二つ目は、誰もが見過ごしてきたものごとに対して何かしらの意味を与え、ストーリーを生み出していく行為ということです。つまり新しい価値を創造するということです。例えば右側はアニマルラバーバンドという輪ゴムです。輪ゴム自体は、用途と言えばものを束ねて縛るぐらいで、単機能のものですよね。それが動物の形をしているというだけです。でも、知らないで閉じてあるゴムをほどいた途端に動物が現れると、とてもビックリします。そして、これまでは単なる汚らしいゴムの輪っかに過ぎなかったものが、机の片隅で愛らしい物語を生むようになります。気持ちがちょっと和むだけでなく、使い捨てでなく大事に使おうという気持ちへと変えます。つまりこのデザインは、輪ゴムにこれまで存在しなかった新しい意味を与えていると言えます。

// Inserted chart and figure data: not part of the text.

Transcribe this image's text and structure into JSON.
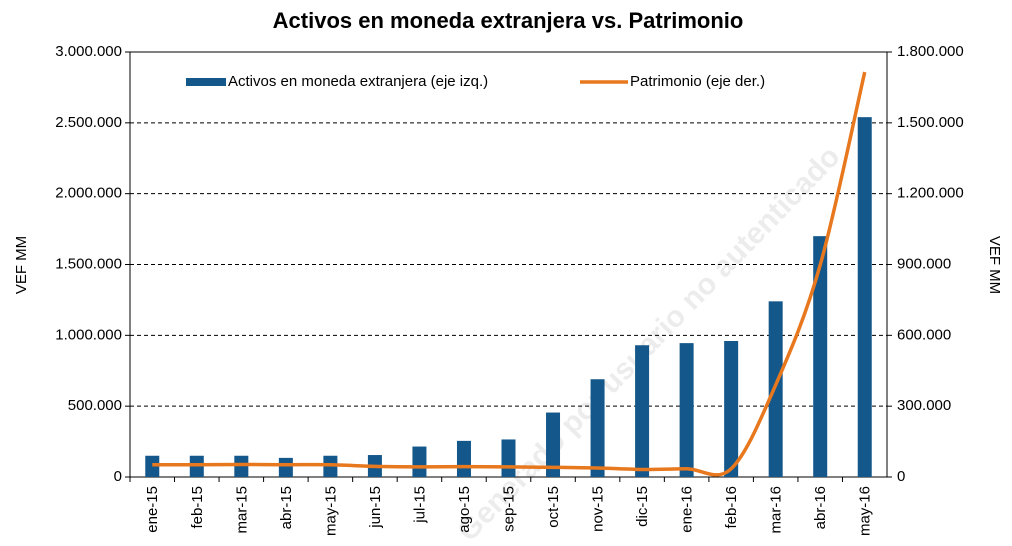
{
  "chart_data": {
    "type": "bar_line",
    "title": "Activos en moneda extranjera vs. Patrimonio",
    "watermark": "Generado por usuario no autenticado",
    "ylabel": "VEF MM",
    "y2label": "VEF MM",
    "categories": [
      "ene-15",
      "feb-15",
      "mar-15",
      "abr-15",
      "may-15",
      "jun-15",
      "jul-15",
      "ago-15",
      "sep-15",
      "oct-15",
      "nov-15",
      "dic-15",
      "ene-16",
      "feb-16",
      "mar-16",
      "abr-16",
      "may-16"
    ],
    "series": [
      {
        "name": "Activos en moneda extranjera (eje izq.)",
        "type": "bar",
        "color": "#14578a",
        "axis": "y",
        "values": [
          150000,
          150000,
          150000,
          135000,
          150000,
          155000,
          215000,
          255000,
          265000,
          455000,
          690000,
          930000,
          945000,
          960000,
          1240000,
          1700000,
          2540000
        ]
      },
      {
        "name": "Patrimonio (eje der.)",
        "type": "line",
        "color": "#e8781e",
        "axis": "y2",
        "values": [
          52000,
          52000,
          53000,
          52000,
          52000,
          45000,
          43000,
          44000,
          43000,
          41000,
          38000,
          32000,
          35000,
          35000,
          390000,
          898000,
          1715000
        ]
      }
    ],
    "ylim": [
      0,
      3000000
    ],
    "yticks": [
      0,
      {
        "value": 500000,
        "label": "500.000"
      },
      {
        "value": 1000000,
        "label": "1.000.000"
      },
      {
        "value": 1500000,
        "label": "1.500.000"
      },
      {
        "value": 2000000,
        "label": "2.000.000"
      },
      {
        "value": 2500000,
        "label": "2.500.000"
      },
      {
        "value": 3000000,
        "label": "3.000.000"
      }
    ],
    "y2lim": [
      0,
      1800000
    ],
    "y2ticks": [
      0,
      {
        "value": 300000,
        "label": "300.000"
      },
      {
        "value": 600000,
        "label": "600.000"
      },
      {
        "value": 900000,
        "label": "900.000"
      },
      {
        "value": 1200000,
        "label": "1.200.000"
      },
      {
        "value": 1500000,
        "label": "1.500.000"
      },
      {
        "value": 1800000,
        "label": "1.800.000"
      }
    ],
    "grid": true,
    "legend": "top"
  }
}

デザインとは何かという解釈では、今お話しした問題発見・問題解決、それから価値や意味の創造という二つは比較的よく言われます。これらは別々のモノではなく、見方の問題であることには注意しましょう。例えば今紹介したアニマルラバーバンドは、大事に使おうという意味では、サスティナブル(持続可能な)なデザインでもあります。つまり見方によっては、使い捨て文化に対する問題解決という解釈も成り立ちます。いいデザインは両者が同時に成り立っているものです。
これらに加えて、私が個人的に大事だと思っていることがもう一つあります。それは「デザインは、主体的な活動である」ということです。「現在の状況を好ましい方向に変える」という本来の意味からすると、デザイナーのような代理人にしてお任せしてやってもらったり、セレクトショップにありものを買ったりするのでなく、自分で対処し、工夫することです。例えば、左側はタクシーの料金をやりとりするトレイですが、お金を取りやすいように、運転手さんが自分でふちのところを切り取っています。あるいは右側は、あり合わせの廃材を使って清掃の道具を使いやすいように並べて掛けています。これらは目の前にある問題に対処するための、立派なデザインです。問題は解決して終わるわけでなく次々に生まれます。それを自分で捉え直して対処していくことです。高校で指導する場合は特に、この三番目に気付かせることが大事だと思っています。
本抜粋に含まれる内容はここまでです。